ReplyDeleteAnd fertile too!!
Jim:
DeleteShe was so friendly. I wonder how many kids she's got.
There's gotta be a joke in there somewhere. (Does her egg-selling egg-shell? Oh dear!)
ReplyDeleteBut just who is that dusky bearded wonder? - and no, I'm NOT talking about what's between the egg-lady's legs.
Raybeard:
DeleteYou must not have been paying attention. That's Dah-VEED. See yesterday's post, too!
That's bravery if I ever did see it!!!
ReplyDeleteHayley:
DeleteAnd she doesn't ride around like she's carrying eggs either. Good driving. Lots of confidence. (And maybe a little bit nuts.)

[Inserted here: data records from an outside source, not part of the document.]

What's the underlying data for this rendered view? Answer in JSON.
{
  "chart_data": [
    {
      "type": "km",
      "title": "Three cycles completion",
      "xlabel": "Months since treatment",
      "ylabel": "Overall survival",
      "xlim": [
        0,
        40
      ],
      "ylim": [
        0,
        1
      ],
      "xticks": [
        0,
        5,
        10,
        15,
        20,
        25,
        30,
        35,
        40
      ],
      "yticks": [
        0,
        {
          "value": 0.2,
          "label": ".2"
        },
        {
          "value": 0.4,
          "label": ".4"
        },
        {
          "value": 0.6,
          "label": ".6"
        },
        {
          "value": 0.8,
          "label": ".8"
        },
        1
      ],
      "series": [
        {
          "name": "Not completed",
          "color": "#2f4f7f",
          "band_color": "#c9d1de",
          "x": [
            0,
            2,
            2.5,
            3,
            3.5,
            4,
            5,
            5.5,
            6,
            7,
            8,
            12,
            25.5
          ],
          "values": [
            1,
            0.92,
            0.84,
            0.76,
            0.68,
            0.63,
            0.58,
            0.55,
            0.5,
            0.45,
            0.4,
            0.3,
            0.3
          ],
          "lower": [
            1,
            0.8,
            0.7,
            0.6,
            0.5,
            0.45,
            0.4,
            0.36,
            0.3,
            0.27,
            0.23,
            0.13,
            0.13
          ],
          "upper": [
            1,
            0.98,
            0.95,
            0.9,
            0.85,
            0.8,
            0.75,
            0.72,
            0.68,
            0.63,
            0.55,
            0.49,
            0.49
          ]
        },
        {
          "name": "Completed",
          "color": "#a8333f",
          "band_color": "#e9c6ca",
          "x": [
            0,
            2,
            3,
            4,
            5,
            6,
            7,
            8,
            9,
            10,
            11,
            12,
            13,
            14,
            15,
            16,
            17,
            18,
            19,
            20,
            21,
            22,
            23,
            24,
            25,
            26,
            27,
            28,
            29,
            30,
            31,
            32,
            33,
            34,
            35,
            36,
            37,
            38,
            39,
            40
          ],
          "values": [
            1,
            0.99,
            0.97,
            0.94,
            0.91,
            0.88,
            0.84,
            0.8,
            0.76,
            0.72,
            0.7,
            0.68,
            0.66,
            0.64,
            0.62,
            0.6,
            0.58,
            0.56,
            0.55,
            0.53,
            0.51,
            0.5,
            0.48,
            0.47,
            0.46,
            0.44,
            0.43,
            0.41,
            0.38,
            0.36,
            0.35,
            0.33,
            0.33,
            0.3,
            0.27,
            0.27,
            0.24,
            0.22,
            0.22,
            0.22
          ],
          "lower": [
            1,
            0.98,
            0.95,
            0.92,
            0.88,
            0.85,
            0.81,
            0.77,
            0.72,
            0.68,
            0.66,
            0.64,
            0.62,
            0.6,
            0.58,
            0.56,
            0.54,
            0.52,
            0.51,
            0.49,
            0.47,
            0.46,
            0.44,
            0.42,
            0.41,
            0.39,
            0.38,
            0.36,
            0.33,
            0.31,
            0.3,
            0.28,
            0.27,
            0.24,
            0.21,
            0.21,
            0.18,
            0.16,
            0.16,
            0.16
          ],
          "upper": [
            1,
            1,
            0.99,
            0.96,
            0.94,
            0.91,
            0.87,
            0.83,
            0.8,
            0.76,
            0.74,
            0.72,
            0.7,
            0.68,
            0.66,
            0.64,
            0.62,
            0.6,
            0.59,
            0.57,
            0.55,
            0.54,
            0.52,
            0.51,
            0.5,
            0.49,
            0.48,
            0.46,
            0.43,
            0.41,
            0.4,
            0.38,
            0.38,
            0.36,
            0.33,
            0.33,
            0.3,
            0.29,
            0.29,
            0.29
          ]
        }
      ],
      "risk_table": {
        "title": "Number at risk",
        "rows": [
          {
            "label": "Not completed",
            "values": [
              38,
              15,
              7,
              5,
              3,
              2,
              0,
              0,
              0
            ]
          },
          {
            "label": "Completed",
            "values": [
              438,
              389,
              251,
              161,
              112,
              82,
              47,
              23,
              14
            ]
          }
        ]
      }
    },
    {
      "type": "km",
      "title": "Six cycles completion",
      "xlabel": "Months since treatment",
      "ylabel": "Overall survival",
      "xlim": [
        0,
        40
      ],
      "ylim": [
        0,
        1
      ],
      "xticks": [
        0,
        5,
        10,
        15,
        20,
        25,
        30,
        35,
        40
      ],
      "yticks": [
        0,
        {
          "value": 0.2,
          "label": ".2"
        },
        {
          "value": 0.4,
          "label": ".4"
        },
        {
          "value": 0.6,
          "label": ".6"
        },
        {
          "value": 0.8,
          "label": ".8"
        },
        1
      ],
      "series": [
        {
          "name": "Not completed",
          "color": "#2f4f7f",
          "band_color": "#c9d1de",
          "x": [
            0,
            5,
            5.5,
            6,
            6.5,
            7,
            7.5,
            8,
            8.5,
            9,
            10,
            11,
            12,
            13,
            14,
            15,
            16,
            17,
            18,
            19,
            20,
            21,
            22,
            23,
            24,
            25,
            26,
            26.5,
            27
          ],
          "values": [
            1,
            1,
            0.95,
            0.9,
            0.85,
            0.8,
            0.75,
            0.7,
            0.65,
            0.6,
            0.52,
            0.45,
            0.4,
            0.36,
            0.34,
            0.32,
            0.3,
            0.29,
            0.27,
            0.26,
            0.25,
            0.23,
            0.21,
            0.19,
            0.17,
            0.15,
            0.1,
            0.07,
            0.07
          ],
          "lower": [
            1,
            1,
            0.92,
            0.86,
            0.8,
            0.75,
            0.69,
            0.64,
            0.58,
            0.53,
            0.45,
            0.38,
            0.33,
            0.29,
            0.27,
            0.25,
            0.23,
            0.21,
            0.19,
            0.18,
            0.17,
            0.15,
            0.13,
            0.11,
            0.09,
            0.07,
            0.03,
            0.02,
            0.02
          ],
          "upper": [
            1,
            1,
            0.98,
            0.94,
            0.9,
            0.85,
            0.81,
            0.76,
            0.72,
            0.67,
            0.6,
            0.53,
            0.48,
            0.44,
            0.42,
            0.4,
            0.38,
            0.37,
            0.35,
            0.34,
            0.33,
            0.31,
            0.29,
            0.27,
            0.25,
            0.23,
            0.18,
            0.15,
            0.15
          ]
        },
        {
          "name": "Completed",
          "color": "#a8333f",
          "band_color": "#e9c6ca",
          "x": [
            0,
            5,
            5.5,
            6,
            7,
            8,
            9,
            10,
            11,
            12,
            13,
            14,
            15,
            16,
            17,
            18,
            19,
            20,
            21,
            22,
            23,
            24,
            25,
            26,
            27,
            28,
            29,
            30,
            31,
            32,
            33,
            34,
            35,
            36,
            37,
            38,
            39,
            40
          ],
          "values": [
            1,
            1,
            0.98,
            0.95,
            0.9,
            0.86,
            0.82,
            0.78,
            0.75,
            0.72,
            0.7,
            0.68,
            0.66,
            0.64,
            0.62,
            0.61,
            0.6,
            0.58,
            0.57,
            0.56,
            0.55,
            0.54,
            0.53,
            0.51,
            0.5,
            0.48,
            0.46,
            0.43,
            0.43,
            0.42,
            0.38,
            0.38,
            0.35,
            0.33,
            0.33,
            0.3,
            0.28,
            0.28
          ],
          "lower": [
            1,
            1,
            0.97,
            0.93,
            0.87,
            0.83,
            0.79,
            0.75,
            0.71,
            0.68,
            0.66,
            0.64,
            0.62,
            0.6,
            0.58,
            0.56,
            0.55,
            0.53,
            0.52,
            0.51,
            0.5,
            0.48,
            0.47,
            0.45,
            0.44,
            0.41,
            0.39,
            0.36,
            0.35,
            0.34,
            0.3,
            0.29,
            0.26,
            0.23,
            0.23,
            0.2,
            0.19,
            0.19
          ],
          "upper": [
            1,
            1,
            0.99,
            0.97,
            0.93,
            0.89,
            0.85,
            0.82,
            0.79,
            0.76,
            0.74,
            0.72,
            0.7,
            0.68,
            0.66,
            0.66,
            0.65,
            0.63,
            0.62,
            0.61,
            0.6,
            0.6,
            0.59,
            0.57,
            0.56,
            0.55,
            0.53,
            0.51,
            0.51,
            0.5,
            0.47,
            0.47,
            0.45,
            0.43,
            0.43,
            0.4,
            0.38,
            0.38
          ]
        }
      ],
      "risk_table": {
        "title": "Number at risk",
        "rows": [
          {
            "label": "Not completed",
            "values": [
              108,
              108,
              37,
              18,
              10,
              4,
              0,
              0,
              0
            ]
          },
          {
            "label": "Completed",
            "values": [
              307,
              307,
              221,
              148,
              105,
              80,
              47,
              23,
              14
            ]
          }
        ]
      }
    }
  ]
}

Now, you have me thinking about eggs. I grew up on a farm in Iowa and was in charge of collecting eggs every morning. I usually brought in at least 7 eggs per day. They were lovely things, speckled and brownish tan. And there was a distinctly fresh taste to them that you don't get in supermarket eggs. For a while, Bing knew a co-worker at her school who raised chickens and she bought eggs from her, but then the co-worker moved out of state so we were back to the store bought eggs. God, how I miss those eggs!
ReplyDeleteMaria:
DeleteI don't think I've ever had an egg fresh from the chicken, but I got MARRIED in Iowa. Does that count?
If I had this job, I would surely lose it the first day. I know I would somehow break all the eggs. Maybe the motorcycle, too.
ReplyDeletethickethouse:
DeleteSo would I. No doubt about it.
(for weight lifting exercises) I eat a lot of eggs. Would they were delivered in this way!
ReplyDeleteSpo:
DeleteJust let me know and I can have her add you to her route (although it might not be very cost-effective).
Oh my God! I could be the Apple Hill version of that lady!! Except I'll be riding around in the Kubota UTV we just bought. Eggs Express, c'est moi! Love the photos.
ReplyDeleteKnatolee:
DeleteNow THAT would be a picture. You would definitely look a lot cuter. And, like all you do, I'm sure you'd be a brilliant success. Since it's called Huevos Express here, you could call it Eggs Rápido.